I love Saint Etienne and have most of their studio albums and a handful of cd singles,including the two Cola Boy releases.
I particularly enjoy their later film score work,Finisterre in particular.I attended the UK premiere of this with live score by the band at the Edinburgh Fringe Festival many aeons ago.Front row,it was spectacular.Recently acquired the magnificent DVD set of the films,’A London Trilogy’.
You should really complete your collection with “Sound of Water”, “Finisterre” and most definitely “Words and Music by”. They might not be flawless (although the last one almost is) but they all have some carreer highlights. “How we used to live”, “Heart failed in a back of taxi”, “Shower Scene”…all amazing!
StellaVista – I await the arrival of any and all Saint Etienne into the Record Cell. All I need to do is find them.
I’ve discovered that my slow as hell ten year old scanner/printer plays really well with windows 10 and have kickstarted my project of scanning the liner notes from deluxe edition cd’s. The old eyes are not what they used to be and it’s much easier reading these on my computer in a larger font than it is to read the little 5″ square booklets.

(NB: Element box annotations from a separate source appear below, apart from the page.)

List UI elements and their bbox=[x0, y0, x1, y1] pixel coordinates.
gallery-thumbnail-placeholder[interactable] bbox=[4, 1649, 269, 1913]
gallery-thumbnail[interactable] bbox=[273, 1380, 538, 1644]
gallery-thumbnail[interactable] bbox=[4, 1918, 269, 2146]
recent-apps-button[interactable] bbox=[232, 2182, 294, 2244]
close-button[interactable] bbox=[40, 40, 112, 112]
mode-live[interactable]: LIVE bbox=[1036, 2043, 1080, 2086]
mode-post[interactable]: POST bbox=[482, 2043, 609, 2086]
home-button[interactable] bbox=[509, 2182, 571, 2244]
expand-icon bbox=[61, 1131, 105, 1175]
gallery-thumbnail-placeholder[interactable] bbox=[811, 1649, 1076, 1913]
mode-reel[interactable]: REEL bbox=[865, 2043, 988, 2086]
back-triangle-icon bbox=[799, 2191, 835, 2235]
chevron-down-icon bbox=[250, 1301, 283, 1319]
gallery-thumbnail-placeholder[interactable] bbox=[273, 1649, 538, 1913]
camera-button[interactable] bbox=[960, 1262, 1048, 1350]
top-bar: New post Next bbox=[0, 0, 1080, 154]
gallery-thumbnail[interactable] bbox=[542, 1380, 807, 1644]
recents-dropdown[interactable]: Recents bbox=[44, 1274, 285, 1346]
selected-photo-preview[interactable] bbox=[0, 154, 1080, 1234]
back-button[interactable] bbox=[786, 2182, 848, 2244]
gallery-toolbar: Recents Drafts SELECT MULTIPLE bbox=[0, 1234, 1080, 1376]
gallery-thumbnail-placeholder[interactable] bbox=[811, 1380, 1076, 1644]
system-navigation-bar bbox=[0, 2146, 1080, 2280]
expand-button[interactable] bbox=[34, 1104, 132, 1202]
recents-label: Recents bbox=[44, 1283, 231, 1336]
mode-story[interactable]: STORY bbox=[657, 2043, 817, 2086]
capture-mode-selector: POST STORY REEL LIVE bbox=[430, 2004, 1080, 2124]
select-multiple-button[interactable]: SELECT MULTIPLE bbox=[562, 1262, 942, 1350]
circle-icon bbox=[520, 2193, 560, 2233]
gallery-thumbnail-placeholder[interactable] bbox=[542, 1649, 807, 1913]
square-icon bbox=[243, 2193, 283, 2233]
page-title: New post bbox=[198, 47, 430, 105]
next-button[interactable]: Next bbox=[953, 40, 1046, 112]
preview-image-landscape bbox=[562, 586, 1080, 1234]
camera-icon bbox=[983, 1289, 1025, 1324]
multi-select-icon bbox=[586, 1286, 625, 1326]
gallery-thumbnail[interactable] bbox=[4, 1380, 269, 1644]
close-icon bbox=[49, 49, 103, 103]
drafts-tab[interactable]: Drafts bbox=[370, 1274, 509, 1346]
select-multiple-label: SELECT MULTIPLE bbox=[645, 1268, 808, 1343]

I’m two sets into the Saint Etienne deluxe ones and have rejiggered the order of the booklets (30 pages each) so that the text about the parent album is all together and then the photos and credits follow. It’s coming along pretty good so far. Once these are done I have to revisit the PSB deluxers, I did the initial run years ago but they had the nerve to release several more sets since then.
On a related note to Saint Etienne, occasional co-vocalist Debsey Wilkes has some albums out under the moniker Birdie. I bought the first one and it’s alright, there’s some St. Et. DNA in it. I am considering the second one, the samples on Amazon sound stronger than the first one. I hear some Swing Out Sister/Burt Bacharach/Vince Guaraldi DNA in this hybrid.